The industry is in sticky (eh?) spot right now when it comes to strategies on branding. And in an even trickier situation when it comes to packaging. While attending Denver Startup Week last year, I attended a few sessions on the cannabis track. There were halting alerts surrounding social media account shut downs and nervous energy around the question, “Well, what can we say?”
Over the past year at BrandJuice, we have incubated a benefits-first skincare project called Mox Mind + Body Care. The goal: create a gender-neutral brand with expert nutrient formulations enhanced by the power of CBD. So now that I’ve truly been in the weeds (hey-oh) on this topic, I have a few tips for how designers can make dope projects like this a little bit easier:
Okay, really you should be doing this for every brand. There needs to be a hierarchy of tone and content with a strong strategy for utilization of graphic elements. For Mox, we created a layered system that implied movement and emotion. Through this we were able to make a startup brand, that launched with minimal visual assets, look alive.
Since a system is by definition an “organized method”, you can use these self-created “rules” to put an understanding on the personality and creative expression. Create foundational elements with fortitude and permanence so that you can retain flexibility and artistic license on other items in your system. This also allows for easy future expansion of the product line. Remember: a successful brand must be able to scale.
There are some great examples out there for how design systems have been implemented (check this Starbucks one).
There will be surprises. You will likely spend weeks, if not months, in legal review. Tweaks to wording one day can snowball into larger changes to your product line overall. (Build that into your timeline). But that doesn’t mean your work quality overall needs to suffer. Through your research process, you’ve likely identified areas in messaging, packaging claims, etc. that feel a little less secure than others. Take note of these potentially precarious areas early on in the project, and keep an eye out for ways to get ahead of them. One great place to start is by making sure your design specifications are solid when it comes to FDA guidelines. That can end up saving you a lot of time on the backend with proofing.

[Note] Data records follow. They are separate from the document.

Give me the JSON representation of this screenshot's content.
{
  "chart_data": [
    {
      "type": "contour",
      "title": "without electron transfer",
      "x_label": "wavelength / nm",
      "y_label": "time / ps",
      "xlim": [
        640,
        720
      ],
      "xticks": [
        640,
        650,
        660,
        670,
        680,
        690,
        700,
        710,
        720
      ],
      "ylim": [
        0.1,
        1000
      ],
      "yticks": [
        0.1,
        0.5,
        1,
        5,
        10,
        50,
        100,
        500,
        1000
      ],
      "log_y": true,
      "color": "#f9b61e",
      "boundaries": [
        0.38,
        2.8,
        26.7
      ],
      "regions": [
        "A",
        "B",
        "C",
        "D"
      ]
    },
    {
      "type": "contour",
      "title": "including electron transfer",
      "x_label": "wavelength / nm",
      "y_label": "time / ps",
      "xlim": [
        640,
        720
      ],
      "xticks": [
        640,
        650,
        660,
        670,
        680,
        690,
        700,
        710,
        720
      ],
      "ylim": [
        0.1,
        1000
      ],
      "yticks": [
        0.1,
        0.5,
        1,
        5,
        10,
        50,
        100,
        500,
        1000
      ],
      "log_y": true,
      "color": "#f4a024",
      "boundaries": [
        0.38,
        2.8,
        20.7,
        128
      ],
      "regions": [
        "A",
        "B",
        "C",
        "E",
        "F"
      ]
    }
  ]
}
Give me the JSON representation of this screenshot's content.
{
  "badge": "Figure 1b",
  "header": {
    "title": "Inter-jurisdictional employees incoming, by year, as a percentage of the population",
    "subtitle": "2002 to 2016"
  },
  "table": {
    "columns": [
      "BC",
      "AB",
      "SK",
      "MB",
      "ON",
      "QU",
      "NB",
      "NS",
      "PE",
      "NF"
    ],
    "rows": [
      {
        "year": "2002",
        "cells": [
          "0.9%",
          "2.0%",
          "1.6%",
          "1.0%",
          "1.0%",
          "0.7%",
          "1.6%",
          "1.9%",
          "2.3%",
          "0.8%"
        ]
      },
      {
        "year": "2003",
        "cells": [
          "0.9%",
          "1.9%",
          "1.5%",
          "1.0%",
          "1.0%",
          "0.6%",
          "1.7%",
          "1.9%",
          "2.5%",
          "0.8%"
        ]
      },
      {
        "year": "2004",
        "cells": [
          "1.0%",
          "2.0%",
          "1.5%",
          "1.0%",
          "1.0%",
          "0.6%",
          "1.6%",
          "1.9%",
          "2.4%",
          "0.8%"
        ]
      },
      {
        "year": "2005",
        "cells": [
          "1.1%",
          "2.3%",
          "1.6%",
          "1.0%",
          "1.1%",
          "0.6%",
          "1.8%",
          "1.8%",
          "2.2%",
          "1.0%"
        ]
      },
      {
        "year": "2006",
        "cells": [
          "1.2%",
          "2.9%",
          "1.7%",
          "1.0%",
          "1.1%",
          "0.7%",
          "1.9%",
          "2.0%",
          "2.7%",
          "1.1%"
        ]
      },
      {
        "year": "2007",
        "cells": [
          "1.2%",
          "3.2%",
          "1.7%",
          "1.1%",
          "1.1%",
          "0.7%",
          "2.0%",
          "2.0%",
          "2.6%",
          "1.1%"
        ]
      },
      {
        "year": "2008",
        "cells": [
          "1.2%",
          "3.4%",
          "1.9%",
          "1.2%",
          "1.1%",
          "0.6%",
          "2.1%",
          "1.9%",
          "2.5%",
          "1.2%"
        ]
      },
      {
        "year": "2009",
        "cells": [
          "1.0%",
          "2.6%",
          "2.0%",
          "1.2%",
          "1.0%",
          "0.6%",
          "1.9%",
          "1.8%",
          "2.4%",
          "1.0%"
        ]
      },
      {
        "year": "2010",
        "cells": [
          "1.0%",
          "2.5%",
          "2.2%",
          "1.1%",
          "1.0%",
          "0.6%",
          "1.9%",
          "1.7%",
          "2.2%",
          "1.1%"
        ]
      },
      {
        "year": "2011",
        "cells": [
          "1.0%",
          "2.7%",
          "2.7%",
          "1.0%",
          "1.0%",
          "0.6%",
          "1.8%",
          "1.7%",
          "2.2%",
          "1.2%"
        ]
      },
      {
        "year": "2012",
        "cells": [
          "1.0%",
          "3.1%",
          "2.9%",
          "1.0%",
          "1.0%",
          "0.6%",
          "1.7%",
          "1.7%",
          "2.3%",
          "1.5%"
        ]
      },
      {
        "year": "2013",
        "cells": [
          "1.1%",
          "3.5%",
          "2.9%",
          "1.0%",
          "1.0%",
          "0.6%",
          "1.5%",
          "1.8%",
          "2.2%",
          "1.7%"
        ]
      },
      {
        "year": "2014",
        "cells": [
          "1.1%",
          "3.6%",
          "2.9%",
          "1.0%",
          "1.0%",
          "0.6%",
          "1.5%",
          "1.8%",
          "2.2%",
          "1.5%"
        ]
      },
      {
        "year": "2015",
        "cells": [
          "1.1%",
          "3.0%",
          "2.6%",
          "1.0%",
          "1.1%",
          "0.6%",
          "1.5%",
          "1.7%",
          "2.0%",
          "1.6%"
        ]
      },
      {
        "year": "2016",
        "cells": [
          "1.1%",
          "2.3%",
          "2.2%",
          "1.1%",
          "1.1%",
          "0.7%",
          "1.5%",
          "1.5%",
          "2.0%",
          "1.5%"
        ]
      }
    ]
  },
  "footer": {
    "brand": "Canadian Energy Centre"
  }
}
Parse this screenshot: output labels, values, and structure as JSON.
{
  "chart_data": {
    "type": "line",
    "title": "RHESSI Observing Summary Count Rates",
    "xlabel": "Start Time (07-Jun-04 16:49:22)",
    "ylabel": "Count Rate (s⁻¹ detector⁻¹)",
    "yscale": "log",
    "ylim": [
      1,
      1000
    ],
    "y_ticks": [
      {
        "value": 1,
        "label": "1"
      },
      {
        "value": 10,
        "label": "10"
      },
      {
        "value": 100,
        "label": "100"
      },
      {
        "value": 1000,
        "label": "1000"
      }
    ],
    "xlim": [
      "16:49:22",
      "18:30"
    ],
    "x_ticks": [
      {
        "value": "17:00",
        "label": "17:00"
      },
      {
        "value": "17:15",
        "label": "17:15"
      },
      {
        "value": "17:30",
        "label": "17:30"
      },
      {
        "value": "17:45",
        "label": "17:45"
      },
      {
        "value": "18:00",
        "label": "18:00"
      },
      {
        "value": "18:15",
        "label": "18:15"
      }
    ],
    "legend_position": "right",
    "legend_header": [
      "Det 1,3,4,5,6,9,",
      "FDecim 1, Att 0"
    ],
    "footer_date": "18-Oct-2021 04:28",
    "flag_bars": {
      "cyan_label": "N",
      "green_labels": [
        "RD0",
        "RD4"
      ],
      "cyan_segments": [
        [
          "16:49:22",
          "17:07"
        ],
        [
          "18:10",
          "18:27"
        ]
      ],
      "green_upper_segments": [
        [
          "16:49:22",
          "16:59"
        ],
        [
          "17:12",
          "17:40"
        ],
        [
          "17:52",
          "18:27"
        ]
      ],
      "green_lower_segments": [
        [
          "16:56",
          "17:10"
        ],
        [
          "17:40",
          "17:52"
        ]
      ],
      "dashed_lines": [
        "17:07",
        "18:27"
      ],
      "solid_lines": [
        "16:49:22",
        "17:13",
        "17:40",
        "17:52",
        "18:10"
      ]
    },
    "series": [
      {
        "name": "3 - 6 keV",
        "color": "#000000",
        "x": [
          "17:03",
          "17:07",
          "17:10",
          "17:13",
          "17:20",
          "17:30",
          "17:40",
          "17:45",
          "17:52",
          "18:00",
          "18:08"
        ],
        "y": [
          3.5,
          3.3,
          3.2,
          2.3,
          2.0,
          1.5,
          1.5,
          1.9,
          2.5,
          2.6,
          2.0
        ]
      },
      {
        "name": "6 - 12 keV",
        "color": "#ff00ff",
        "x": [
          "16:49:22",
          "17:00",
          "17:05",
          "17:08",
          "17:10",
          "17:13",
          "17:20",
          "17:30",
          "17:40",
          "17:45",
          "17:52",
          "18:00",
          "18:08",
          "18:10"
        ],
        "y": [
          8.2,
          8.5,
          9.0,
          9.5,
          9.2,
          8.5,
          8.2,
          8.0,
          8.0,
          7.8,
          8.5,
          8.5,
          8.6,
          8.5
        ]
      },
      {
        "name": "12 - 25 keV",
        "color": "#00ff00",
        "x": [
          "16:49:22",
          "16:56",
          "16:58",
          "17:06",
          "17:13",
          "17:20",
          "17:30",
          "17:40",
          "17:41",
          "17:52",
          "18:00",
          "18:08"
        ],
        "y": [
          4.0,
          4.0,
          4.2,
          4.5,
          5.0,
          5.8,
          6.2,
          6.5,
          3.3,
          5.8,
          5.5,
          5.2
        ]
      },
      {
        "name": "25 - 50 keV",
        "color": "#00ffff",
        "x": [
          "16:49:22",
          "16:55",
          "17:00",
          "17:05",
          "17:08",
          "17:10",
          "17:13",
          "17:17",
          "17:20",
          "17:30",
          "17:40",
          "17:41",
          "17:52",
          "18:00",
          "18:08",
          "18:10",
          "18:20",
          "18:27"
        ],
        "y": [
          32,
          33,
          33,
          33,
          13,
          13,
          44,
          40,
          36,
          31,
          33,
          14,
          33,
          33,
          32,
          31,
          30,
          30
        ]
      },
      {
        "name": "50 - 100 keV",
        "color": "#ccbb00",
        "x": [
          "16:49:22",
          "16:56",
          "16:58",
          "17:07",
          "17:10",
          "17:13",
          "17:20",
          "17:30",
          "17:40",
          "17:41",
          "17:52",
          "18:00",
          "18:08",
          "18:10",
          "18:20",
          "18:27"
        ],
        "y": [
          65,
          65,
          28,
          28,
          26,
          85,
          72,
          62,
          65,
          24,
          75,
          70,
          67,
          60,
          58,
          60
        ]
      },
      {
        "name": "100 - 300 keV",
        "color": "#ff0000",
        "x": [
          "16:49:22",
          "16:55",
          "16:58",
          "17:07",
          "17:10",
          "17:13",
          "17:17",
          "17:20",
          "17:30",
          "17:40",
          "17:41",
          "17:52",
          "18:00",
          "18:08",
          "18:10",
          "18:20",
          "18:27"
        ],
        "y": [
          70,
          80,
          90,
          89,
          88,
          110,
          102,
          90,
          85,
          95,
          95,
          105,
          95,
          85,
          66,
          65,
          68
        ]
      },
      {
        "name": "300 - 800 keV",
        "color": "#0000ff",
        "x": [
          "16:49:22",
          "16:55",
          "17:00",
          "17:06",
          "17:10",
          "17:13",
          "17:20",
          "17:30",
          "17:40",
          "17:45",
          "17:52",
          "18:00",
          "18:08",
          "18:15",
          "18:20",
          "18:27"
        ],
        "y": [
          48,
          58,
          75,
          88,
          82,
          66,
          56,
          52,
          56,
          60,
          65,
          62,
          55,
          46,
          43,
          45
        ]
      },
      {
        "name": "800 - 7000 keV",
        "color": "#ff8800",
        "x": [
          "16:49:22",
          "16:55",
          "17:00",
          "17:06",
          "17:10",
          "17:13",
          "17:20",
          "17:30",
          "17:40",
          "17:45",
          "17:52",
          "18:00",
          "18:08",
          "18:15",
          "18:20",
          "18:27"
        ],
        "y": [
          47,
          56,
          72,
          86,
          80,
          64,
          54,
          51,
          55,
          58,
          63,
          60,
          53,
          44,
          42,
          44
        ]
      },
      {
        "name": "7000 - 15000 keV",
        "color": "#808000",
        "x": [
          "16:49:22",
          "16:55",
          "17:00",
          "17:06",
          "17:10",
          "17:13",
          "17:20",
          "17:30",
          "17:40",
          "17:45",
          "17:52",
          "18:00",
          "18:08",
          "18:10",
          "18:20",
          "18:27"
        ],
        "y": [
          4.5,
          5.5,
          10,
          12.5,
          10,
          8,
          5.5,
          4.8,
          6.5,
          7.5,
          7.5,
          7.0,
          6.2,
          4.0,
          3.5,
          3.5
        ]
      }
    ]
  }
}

And when it comes to placing your product, you will likely find that each retailer is looking to speak to its consumer in a way that creates a unique and ownable experience. In order to meet these goals, your brand needs to balance maintaining its core essence and being a good partner. This is where your design system really puts itself into action. Plan to be agile and use the scalable elements of your design to bring that experience to life.
Packaging means paper samples, PMS matching, and printing techniques. In other words, the stuff designer dreams are made of. But your first step should really be building a great relationship with your printing partner. Chances are, they know more than you about this stuff. They’ve seen it all. At the same time, they want to make something beautiful and impactful too. Go visit them and have some frank conversations about all of the possibilities. They may just have some super cool trick to accomplish that coating feel you want without a massive cost increase.
Once you head into production on dielines, take the time to make clean files for pre-press. Give them access to color codes and delete the unused swatches. Use labeled layers in Illustrator. And when it does come time to make a tweak to the way we talk about CBD claims, they are much more likely to oblige on their end.
It’s not often that we get to witness industry-shattering goods burst onto the scene via legalization. Cannabis is a conversation-thickening agent making its way into the consumer stream as an “ingredient”. The team and I are pretty pumped to continue exploring how it works in tandem with other active ingredients to create seriously inspired products.